Hundreds of thousands will be hit by an automatic £100 fine if they fail to file their tax return by midnight on 31 January.
The £100 penalty applies whether or not any tax is owed. If after three months the taxpayer still has not filed, they are then charged £10 a day. At the six-month mark there is a further £300 penalty.
Before the weekend, there were 2.7 million taxpayers who had yet to submit their tax return, according to data from HMRC shared with The Telegraph out of the total 12 million expected to file.
Research by Handelsbanken Wealth & Asset Management has found that over 600,000 self-employed workers will not file on time this year.
The bank estimates that there are 9.4 million workers in the UK who are either self-employed or earn an additional income on the side who therefore fall into the self assessment pool.
But there are many others who may not realise they need to complete a self assessment – including higher-rate taxpayers who paid into a personal pension last year or made a charitable donation with Gift Aid.

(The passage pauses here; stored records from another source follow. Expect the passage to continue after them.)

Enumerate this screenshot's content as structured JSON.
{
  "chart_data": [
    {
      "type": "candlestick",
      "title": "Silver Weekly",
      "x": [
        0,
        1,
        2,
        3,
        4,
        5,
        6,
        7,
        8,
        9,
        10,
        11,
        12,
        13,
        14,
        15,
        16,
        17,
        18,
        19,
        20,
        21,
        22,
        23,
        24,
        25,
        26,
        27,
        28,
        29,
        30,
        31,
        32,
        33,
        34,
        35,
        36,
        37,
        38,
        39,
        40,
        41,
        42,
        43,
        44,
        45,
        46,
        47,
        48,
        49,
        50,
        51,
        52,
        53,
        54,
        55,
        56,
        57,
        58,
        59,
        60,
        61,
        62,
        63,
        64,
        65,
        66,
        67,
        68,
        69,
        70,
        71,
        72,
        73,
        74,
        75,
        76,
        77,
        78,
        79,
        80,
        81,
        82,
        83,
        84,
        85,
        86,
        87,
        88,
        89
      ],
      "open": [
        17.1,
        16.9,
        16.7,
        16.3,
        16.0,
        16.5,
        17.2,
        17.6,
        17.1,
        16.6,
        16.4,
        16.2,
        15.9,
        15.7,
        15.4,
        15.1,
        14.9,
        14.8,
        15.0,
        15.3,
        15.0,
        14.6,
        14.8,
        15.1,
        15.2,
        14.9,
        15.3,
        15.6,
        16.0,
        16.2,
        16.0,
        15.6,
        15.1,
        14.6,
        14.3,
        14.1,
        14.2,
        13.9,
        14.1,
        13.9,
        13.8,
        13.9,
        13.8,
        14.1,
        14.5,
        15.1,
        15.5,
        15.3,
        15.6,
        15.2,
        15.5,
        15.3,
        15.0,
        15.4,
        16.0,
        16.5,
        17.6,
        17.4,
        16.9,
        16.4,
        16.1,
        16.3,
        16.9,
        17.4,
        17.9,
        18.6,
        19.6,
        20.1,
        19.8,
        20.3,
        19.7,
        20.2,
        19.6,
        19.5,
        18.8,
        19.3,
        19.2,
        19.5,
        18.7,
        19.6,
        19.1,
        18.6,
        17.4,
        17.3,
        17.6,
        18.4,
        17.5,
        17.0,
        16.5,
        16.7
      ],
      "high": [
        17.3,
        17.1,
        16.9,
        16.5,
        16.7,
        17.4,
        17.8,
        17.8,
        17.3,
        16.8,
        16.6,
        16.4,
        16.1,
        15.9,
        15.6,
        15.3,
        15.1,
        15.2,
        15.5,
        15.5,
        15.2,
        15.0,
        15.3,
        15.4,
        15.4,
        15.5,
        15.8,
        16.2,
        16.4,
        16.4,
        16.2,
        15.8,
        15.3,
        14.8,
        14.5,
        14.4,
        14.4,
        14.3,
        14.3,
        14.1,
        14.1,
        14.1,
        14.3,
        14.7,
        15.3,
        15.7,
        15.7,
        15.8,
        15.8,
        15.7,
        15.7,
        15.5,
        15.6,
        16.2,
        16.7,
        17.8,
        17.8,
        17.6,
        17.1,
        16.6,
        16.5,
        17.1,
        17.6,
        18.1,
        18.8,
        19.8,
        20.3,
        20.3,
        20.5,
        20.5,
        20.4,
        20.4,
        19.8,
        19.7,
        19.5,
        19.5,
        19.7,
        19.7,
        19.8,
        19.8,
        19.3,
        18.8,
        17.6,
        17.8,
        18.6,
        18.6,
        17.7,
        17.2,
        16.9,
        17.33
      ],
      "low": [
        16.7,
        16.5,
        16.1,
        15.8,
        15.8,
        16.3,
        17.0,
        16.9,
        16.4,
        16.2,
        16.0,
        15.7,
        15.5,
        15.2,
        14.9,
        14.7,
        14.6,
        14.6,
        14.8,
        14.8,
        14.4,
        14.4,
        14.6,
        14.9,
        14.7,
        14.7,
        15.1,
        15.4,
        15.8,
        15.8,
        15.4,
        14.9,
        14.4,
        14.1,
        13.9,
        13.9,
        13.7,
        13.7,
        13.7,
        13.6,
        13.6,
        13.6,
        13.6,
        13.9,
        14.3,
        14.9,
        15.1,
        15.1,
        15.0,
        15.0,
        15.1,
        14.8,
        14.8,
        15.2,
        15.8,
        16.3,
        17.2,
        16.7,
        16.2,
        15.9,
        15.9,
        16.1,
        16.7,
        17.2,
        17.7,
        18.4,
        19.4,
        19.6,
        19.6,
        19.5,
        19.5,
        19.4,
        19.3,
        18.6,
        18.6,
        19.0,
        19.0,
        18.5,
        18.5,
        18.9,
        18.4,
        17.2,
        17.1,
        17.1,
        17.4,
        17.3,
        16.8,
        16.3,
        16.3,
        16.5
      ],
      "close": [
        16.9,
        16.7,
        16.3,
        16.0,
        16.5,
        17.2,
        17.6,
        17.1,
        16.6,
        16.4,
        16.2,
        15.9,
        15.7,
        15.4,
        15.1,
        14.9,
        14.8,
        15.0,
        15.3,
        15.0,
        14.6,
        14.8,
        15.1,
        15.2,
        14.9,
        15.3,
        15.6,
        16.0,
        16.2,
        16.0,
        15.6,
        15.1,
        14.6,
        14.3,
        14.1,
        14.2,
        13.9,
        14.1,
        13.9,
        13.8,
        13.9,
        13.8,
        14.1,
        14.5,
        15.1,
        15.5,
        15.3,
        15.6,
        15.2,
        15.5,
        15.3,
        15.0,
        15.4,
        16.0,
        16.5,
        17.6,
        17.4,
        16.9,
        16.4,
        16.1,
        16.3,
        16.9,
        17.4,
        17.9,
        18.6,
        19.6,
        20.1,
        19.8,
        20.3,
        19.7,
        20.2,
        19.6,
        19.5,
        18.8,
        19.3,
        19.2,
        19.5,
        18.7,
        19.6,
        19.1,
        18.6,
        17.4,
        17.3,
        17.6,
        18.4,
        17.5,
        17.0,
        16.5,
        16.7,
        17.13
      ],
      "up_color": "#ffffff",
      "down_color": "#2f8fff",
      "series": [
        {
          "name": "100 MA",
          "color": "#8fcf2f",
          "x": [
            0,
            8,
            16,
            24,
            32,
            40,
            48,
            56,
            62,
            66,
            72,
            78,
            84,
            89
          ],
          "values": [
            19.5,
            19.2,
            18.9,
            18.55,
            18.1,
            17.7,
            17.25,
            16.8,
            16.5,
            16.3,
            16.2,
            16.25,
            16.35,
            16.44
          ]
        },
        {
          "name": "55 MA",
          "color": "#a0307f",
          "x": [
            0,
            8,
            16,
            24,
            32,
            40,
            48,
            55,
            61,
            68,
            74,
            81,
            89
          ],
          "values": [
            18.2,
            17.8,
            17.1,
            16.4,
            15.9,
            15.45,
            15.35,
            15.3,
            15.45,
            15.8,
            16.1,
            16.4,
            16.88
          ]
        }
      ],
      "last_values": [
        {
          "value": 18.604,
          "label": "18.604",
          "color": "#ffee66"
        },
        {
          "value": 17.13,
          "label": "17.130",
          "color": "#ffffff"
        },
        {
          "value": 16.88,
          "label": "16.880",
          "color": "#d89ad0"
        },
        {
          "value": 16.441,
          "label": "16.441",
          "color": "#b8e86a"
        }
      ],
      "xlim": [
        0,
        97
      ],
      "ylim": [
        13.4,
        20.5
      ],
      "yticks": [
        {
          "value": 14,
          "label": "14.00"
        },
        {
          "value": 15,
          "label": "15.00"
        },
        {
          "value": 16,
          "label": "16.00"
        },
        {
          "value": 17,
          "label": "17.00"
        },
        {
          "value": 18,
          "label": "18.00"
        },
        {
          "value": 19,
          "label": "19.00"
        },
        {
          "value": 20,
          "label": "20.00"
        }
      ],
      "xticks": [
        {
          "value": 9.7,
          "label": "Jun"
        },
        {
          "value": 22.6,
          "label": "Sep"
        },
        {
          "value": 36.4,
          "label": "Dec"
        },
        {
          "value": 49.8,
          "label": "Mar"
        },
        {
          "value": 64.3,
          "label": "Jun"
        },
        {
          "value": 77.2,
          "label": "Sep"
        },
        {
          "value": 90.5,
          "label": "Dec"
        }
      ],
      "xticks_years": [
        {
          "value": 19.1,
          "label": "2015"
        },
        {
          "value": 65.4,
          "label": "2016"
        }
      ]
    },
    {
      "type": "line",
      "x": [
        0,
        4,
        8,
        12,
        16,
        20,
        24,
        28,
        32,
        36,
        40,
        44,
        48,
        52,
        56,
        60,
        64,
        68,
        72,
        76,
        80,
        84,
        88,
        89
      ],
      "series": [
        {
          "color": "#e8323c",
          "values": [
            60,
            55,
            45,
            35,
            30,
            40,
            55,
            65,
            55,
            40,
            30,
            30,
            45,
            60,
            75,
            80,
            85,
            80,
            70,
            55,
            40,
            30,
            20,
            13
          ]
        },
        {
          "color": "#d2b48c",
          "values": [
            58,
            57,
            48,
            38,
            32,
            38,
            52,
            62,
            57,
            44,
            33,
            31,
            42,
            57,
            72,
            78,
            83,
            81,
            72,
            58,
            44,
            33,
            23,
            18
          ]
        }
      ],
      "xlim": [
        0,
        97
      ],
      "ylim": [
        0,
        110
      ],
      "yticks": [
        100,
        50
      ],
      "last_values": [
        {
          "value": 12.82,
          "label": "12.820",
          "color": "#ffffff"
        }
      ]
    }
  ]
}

These individuals should complete a tax return in order to claim potentially thousands of pounds in tax relief. Parents earning over £50,000 must also declare their child benefits on their tax return and pay the “high income child benefit charge” to avoid late charges.
HMRC has said it will not be waiving penalties this year as it did during the pandemic. This is despite customer service issues that have created huge delays for some taxpayers ringing the tax office to ask for help filling in their tax return.
Seb Maley of Qdos, an insurance company for the self-employed, said: “The Government took a more lenient approach during covid – and HMRC removed late payment penalties for a month to give people a little breathing space – but this isn’t the case anymore. Put simply, the Treasury is desperate to raise tax revenue.
“Added to this, along with fines for missing the deadline and interest charged on the outstanding amount, the longer a tax bill goes unpaid, the higher the risk of an individual being investigated by HMRC.”
Those who owe tax and fail to pay it within 30 days of the deadline will face further charges of 5pc of the outstanding bill.
Sarah Hollowell, tax director of investment company Killik & Co, said HMRC may be willing to waive the fine if it decides the taxpayer had a “reasonable excuse” for filing late. “You may find details of what HMRC would consider as ‘reasonable’ on their website but generally, it would need to be a very serious illness or death,” she said
Taxpayers who believe they have a legitimate reason for failing to pay on time can make an appeal to HMRC.